China’s government said on Monday it will demand the cancellation of Manus, a Singapore-based artificial intelligence company with Chinese founders, by Meta, which could freeze other Chinese entrepreneurs from seeking ties with foreign partners.
Chinese officials said in January they were investigating whether the December acquisition of Manus Metou violated the country’s rules on foreign investment. They also assessed whether the deal violated Chinese requirements for companies to obtain permits to export certain technologies.
The National Development and Reform Commission, a high-level ministry that oversees economic planning and plays a central role in setting China’s AI policy, said on Monday it had decided to ban foreign investment in Manus and ordered the parties involved to withdraw the acquisition.
It is not clear how such a transaction would take place. Meta described the two teams as “deeply integrated”. Members of the Manus team worked alongside Meta colleagues at the company’s Singapore office, according to two people familiar with the operation, who spoke on condition of anonymity because they were not authorized to speak publicly.
Meta said in a statement that the transaction was fully legal, adding: “We await an appropriate resolution to the inquiry.
The Chinese government issued its decision just weeks before a planned meeting between President Trump and Chinese leader Xi Jinping.
The New York Times reported last month that Chinese agency officials called Meta and Manus executives to express concerns about the deal, and that Manus executives were barred from leaving China, part of an apparent effort to discourage Chinese AI executives from moving businesses abroad.
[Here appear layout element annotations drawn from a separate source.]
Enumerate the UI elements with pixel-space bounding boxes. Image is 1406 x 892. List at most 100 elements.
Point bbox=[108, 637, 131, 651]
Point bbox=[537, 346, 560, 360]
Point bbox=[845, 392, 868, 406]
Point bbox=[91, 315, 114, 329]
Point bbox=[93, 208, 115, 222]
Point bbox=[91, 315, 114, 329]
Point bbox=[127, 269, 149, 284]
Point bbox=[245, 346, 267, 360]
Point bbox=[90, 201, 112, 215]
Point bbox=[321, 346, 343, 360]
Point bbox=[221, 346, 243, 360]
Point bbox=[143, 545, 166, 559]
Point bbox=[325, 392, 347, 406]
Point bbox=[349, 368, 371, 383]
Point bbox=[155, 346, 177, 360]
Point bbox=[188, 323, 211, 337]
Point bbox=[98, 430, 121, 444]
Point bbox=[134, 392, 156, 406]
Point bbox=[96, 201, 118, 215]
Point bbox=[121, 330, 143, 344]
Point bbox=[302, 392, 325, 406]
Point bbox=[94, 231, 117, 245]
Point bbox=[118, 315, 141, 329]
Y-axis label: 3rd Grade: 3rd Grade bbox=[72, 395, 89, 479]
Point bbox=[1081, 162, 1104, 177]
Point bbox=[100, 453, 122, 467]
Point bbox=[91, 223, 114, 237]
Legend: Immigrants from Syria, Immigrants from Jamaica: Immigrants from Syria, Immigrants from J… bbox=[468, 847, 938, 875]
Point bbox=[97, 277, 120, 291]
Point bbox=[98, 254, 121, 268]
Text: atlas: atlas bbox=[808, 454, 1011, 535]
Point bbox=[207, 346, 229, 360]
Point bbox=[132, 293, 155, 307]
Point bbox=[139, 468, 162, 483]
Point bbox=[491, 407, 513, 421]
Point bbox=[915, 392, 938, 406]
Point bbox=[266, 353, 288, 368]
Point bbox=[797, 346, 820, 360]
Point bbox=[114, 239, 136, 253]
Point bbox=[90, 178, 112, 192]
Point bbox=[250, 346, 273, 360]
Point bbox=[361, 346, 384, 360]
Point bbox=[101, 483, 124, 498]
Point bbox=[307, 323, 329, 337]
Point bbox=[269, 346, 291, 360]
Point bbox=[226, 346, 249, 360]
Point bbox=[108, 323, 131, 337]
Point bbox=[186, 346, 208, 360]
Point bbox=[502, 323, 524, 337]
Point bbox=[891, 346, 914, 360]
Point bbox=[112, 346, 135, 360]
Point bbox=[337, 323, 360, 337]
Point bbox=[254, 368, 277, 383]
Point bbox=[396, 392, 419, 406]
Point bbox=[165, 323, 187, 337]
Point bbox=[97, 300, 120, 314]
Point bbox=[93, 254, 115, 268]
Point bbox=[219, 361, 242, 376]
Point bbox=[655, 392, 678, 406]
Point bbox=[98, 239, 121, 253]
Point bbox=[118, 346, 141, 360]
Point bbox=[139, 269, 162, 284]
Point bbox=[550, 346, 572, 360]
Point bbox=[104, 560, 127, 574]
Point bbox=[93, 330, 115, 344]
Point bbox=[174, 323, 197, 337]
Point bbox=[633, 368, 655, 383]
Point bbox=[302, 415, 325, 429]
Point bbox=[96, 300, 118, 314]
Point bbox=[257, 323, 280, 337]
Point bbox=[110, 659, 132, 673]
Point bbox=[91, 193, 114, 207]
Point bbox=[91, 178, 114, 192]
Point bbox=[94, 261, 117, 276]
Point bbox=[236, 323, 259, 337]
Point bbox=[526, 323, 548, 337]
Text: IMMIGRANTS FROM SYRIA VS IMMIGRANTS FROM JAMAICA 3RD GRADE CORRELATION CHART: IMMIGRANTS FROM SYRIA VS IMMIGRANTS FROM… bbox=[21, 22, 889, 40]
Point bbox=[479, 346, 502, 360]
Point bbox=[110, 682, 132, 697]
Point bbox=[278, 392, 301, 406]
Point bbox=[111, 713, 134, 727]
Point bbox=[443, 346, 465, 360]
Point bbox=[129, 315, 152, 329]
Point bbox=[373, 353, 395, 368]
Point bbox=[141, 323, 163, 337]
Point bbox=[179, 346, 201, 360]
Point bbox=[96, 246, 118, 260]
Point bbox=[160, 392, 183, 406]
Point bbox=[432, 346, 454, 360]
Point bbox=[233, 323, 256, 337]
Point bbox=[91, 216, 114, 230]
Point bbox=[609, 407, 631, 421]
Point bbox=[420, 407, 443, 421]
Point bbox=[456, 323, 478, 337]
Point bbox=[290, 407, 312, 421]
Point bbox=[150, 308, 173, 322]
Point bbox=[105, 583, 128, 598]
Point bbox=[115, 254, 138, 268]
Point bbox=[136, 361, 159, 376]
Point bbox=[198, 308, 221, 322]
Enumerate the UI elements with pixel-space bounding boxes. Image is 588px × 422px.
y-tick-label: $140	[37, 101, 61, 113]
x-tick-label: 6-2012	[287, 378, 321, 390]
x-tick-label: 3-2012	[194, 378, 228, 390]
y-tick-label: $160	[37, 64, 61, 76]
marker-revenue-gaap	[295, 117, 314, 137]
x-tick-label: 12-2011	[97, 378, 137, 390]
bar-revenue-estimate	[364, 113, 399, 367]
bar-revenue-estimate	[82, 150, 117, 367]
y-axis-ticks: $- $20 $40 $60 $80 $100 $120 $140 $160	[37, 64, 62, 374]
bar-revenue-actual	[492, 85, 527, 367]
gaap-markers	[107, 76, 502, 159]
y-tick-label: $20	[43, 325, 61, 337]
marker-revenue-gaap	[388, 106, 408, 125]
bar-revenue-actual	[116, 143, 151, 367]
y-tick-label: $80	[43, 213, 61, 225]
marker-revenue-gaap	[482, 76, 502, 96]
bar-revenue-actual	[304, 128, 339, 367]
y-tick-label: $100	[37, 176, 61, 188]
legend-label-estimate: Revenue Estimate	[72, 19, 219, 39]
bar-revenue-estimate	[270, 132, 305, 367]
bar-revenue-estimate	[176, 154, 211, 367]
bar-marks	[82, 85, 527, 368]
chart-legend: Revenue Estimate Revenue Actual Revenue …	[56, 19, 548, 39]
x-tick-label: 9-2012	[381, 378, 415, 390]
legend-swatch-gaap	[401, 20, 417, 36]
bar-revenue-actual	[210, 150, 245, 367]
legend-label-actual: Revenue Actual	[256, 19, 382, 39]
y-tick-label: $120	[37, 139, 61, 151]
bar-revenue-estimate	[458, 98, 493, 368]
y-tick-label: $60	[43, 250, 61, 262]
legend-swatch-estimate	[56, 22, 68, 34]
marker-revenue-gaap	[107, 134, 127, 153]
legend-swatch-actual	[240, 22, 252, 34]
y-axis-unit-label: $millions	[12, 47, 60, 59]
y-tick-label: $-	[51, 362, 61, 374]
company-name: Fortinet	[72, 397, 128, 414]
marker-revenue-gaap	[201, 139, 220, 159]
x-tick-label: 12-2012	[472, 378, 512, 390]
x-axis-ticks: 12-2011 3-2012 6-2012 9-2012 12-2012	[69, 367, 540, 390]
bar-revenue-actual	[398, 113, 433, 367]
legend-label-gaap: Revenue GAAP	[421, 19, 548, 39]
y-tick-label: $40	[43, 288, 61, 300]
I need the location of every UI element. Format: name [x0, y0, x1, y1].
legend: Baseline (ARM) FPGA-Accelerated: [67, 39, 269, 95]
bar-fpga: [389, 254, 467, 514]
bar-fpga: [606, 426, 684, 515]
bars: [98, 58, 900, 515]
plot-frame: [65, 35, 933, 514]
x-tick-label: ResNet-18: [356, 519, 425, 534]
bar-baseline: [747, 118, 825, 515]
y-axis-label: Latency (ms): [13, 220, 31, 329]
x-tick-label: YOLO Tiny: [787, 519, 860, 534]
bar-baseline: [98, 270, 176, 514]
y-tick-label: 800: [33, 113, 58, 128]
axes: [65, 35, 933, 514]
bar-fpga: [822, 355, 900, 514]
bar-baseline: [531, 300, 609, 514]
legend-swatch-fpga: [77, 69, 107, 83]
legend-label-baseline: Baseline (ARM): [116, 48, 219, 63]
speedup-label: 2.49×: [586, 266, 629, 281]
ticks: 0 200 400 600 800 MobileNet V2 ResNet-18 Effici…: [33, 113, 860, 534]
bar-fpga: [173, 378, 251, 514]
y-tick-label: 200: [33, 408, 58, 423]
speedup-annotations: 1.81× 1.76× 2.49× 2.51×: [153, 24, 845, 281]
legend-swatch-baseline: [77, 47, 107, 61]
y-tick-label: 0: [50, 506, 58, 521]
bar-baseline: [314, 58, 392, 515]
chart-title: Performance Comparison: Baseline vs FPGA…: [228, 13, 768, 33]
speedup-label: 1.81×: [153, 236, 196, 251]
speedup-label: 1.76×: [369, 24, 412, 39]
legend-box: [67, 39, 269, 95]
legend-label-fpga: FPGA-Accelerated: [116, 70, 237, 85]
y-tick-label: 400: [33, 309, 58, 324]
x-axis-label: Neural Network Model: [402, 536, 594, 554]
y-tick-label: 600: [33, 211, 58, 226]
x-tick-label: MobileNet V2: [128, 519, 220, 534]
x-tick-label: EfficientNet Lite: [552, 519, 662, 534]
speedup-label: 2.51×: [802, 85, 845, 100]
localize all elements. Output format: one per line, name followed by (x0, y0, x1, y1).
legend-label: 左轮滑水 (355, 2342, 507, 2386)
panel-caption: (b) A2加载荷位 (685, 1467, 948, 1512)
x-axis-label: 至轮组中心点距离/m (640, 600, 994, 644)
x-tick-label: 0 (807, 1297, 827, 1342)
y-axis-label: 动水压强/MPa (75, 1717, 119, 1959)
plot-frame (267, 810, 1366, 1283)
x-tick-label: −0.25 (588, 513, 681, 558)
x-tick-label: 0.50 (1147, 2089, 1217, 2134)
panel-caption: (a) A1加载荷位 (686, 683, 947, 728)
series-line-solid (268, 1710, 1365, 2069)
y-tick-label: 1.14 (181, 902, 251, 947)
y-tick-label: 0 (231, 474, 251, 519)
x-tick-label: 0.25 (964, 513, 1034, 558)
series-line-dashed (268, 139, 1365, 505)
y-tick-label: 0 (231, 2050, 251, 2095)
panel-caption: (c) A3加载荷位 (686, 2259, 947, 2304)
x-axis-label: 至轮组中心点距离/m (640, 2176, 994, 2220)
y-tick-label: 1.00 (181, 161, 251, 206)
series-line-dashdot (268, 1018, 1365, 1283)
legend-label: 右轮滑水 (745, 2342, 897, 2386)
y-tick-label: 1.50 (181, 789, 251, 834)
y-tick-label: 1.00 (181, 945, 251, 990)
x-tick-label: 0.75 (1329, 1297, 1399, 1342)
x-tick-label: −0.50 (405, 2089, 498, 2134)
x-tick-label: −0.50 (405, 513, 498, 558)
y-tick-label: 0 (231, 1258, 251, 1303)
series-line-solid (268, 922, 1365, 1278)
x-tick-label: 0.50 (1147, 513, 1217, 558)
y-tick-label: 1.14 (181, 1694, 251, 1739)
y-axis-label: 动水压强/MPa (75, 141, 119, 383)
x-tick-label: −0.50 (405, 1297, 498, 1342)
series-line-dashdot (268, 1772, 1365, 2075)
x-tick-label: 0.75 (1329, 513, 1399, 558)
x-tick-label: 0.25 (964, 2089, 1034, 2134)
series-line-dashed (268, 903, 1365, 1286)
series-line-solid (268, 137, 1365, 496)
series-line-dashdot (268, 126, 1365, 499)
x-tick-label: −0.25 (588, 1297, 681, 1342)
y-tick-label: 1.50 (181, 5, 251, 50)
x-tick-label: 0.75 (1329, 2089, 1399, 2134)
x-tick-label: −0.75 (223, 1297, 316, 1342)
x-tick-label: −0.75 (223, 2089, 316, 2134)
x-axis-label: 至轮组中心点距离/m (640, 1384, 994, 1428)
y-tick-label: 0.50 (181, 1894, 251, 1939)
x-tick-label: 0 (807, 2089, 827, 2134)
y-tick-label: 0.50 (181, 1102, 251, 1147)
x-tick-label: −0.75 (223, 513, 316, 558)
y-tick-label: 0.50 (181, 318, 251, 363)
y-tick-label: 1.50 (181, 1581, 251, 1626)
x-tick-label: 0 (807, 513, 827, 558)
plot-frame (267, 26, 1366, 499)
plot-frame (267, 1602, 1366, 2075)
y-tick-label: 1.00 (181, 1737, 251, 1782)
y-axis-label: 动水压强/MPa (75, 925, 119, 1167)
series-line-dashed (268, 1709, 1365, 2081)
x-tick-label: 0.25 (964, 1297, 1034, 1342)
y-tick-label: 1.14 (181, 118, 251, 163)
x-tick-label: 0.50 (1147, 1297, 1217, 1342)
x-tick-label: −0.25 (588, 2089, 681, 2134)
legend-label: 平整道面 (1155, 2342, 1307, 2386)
As companies in China and the United States race to develop cutting-edge artificial intelligence, the review could make it harder for other Chinese firms to raise funding from foreign investors. It could also signal to Chinese researchers not to follow the Manus route, in which Chinese executives register companies outside China to circumvent regulations from both Washington and Beijing.
Manus is based in Singapore, but was founded by Chinese engineers and had a Chinese parent company. The company was incorporated offshore and incorporated in China as a foreign-owned entity; has branches in Beijing and Wuhan, China.
Many Chinese tech founders hope to attract investors from Silicon Valley. However, in recent years, they have increasingly found that they need to choose between targeting the Chinese market or moving their headquarters outside of China to court foreign investors.
Jianggan Li, chief executive of Momentum Works, a consultancy in Singapore, said the scrutiny facing the Manus deal “will make it increasingly difficult for Chinese AI founders who started in China to sit on both sides or cross over”.
“There are already a lot of uncertainties when it comes to AI start-ups, and most of the founders are technologists but not politically savvy,” Mr Li said.
Meta has spent billions on AI researchers and data centers, and its acquisition of Manus created a rare direct link between talent from the United States and China.
Chinese companies have accounted for a large share of Meta’s advertising revenue in recent years. On a call with analysts in 2024, Meta said Chinese advertisers accounted for 10 percent of its revenue, nearly double the amount two years ago. Chinese start-ups that offer games, short video apps and e-commerce have flooded Facebook and Instagram with ads as they look to build a presence outside of China.
Xinyun Wu contributed research from Taipei.